Невинность на продажу - стр. 12
В голове снова мелькнула мысль о том, чтобы быть с ней поласковее. Но он уже давно не носил масок, прикрывающих его истинную сущность, и не намерен был возвращаться к этому теперь. Ей же лучше, если она сразу будет знать, что он из себя представляет и не будет лелеять напрасных иллюзий о том, что его можно разжалобить или уговорить отпустить. Потому что он был просто неспособен испытывать жалость.
Он не проявлял сострадания ни к кому. Ещё много лет назад Паоло Раньери вытравил из себя все человеческое, отрезал жалкие сантименты, как ненужный пласт души. Он довольно рано усвоил, что в этой жизни никто тебе не поможет, кроме тебя самого. Он презирал чужие слабости и ненавидел, когда кто-то пытался отыскать в нем уязвимые места. Он не умел ни давать, ни принимать – ничего, кроме того, что касалось секса.

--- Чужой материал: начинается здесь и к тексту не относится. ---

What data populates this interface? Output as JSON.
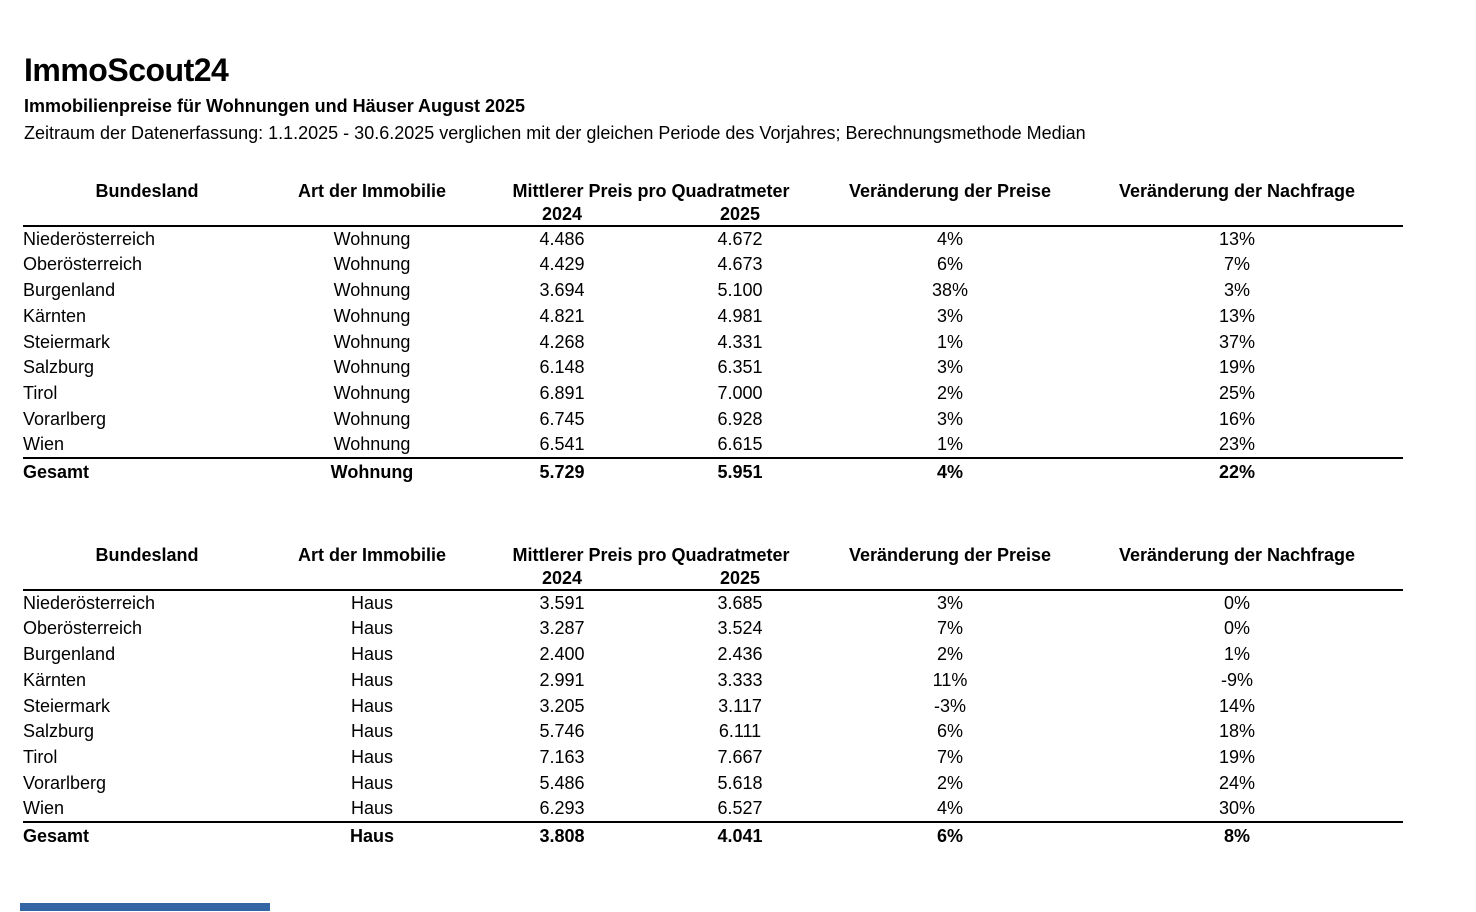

Подойдя вплотную к кровати, Раньери навис над Мариной и усмехнулся, когда та невольно вжалась в спинку, словно могла тем самым спрятаться от него.

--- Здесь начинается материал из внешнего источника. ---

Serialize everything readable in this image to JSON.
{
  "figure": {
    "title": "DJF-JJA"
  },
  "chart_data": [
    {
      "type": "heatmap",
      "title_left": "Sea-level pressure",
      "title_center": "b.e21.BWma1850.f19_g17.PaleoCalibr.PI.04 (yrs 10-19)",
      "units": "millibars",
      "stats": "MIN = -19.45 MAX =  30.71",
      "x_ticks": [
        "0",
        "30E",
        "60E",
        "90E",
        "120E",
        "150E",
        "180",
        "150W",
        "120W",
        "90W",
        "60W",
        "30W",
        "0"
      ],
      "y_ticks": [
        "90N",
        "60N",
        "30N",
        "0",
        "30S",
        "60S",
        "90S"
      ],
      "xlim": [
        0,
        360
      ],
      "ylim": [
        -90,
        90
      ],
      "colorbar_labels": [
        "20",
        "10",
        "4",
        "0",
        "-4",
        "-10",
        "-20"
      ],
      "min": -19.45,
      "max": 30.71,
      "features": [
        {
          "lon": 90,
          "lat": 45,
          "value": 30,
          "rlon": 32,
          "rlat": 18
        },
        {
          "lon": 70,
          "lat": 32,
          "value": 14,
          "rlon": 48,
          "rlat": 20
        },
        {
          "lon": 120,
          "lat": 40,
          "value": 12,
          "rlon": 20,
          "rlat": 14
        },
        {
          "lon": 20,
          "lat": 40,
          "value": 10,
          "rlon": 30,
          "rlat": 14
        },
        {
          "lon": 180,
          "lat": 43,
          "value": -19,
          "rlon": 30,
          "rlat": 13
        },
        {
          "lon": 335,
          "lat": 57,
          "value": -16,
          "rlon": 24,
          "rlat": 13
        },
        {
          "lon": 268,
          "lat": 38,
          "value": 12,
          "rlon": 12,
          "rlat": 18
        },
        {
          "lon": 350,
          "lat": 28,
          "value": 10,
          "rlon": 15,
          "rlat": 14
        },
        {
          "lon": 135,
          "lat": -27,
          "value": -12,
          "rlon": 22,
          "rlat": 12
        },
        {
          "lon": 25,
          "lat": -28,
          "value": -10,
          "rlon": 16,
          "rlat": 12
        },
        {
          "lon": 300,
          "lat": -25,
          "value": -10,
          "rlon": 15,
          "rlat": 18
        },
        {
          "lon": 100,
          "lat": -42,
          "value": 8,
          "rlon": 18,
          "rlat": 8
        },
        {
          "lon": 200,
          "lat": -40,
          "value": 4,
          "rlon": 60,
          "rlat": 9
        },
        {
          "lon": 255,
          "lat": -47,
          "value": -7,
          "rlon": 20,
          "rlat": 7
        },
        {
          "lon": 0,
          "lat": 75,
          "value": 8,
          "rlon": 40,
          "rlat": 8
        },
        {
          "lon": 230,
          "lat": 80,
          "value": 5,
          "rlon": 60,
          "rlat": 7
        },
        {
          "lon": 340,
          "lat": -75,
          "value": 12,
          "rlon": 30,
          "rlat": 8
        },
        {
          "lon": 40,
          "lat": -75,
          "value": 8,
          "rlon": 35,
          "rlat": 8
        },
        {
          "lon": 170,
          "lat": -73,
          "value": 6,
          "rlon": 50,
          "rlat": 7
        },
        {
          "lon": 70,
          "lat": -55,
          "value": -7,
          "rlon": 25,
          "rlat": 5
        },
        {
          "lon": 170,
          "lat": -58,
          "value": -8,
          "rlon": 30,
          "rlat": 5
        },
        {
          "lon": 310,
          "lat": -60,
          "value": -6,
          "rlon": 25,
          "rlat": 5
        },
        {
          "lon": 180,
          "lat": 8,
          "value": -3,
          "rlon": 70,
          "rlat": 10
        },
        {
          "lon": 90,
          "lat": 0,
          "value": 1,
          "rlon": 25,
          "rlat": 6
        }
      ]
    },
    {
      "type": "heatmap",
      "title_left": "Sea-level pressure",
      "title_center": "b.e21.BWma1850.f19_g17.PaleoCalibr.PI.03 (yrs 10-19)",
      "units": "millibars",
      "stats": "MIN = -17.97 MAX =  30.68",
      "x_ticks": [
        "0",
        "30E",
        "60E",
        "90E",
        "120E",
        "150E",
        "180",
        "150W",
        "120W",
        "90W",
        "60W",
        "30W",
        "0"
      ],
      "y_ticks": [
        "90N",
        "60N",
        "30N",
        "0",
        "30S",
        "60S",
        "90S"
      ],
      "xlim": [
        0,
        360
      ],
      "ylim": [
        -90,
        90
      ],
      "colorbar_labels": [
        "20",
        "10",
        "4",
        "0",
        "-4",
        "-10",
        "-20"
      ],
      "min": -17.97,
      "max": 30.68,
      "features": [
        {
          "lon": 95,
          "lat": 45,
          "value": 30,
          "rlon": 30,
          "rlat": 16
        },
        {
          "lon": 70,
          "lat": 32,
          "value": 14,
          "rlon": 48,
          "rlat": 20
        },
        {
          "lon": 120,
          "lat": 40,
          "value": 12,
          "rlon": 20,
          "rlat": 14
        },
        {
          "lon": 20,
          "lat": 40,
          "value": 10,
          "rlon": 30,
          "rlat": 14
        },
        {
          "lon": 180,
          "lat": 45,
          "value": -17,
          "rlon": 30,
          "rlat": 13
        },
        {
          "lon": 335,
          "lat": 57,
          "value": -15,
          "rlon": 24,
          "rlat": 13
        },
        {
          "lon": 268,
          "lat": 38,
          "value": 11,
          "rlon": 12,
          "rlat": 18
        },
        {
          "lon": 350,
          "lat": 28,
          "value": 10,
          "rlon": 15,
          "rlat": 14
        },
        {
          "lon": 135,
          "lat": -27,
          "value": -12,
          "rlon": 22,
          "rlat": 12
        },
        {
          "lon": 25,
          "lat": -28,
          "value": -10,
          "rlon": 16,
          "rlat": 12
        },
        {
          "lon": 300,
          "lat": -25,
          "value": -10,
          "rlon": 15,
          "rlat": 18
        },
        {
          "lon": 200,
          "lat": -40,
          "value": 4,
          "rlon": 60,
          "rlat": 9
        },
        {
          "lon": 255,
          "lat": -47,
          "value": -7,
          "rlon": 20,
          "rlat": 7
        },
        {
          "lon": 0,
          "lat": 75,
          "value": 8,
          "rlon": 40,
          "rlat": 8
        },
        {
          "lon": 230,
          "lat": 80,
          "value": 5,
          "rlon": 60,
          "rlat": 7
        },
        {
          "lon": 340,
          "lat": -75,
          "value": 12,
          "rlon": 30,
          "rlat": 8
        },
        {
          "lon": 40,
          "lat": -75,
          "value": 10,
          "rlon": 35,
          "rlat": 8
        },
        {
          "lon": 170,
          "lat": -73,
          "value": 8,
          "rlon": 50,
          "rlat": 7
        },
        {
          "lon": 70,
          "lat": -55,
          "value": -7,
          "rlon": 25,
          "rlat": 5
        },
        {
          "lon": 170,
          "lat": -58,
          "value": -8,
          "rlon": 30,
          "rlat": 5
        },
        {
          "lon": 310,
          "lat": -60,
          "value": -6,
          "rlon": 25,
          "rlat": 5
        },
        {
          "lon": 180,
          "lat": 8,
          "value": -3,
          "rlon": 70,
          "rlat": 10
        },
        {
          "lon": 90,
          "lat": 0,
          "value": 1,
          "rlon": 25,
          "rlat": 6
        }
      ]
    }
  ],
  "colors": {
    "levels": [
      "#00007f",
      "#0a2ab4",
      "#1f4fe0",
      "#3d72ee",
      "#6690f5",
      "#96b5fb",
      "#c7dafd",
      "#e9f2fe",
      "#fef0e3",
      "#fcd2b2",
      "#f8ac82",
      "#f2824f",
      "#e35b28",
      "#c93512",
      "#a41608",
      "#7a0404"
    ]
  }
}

– Не стоит так бояться, – сказал он, протягивая к ней руку и неторопливо наматывая локон светлых волос на указательный палец. – Сейчас тебе в это не верится, но то, что будет с тобой происходить – в конечном итоге окажется очень приятным.
– Я не хочу, – замотала она головой и шелковистая прядь от ее движения плотнее затянулась на его пальце. – Не надо. Пожалуйста…
«Не надо… пожалуйста, не надо…» – эти слова неожиданно отдались в его голове совсем другим голосом, почти забытым, старательно затертым. Они звучали в иной, давно не принадлежащей ему жизни. Они рождали в голове картинки, от которых крепко, до боли в зубах сжимались челюсти.
«– Мама, что происходит?
– Сиди здесь. И делай все, что тебе скажут.
– Я не понимаю…
– Заткнись!
Стук захлопнувшейся двери – и тишина. А на смену ей – бесполезный, нелепый полу-крик, полу-всхлип:
– Я не хочу! Пожалуйста, не надо…»
Паоло понял, что потянул Марину за волосы с неожиданной силой, когда услышал, как та вскрикнула от боли. Он смотрел в ее глаза, на которых выступили слезы, и не испытывал ничего, кроме ненависти. И хоть не она была ее объектом, но она была ее причиной. Она посмела всколыхнуть в нем то запретное, что он когда-то подавил в себе силой воли. И мгновенно перечеркнула все шансы на то, чтобы он обошёлся с ней хоть немного мягче, чем был способен на то обычно.
– Вот что, Марина, – заговорил он, приближая свое лицо вплотную к ее. – Давай договоримся сразу: уговоры и слезы – это напрасная трата времени. Ты не выйдешь отсюда, пока не выполнишь все, что я скажу.
– Вы не понимаете, – выдохнула она едва слышно, – я не гожусь для этого. У меня нет никакого опыта.
Он улыбнулся с хищным довольством. Она сама рассказала ему то, что он хотел знать.
– Нет, это ты не понимаешь, – произнес почти ласково, касаясь кончиками пальцев бархатистой кожи ее щеки, – именно то, что у тебя нет опыта – делает тебя особенно ценной и желанной.
– Вы меня изнасилуете?
– О, нет, – хмыкнул он, неожиданно развеселившись, – ты захочешь этого сама.
– Нет, ни за что, – замотала она головой. – Вы не имеете права. Это незаконно. Меня будут искать. Мама знает, куда я поехала…
Она говорила быстро, отрывисто, почти бессвязно. Он понял, что девчонка близка к истерике.
– Ты принимаешь меня за идиота? – поинтересовался он спокойно. – Тебя никто не найдет. Ты же видела девочек – ты не первая, кто попал сюда.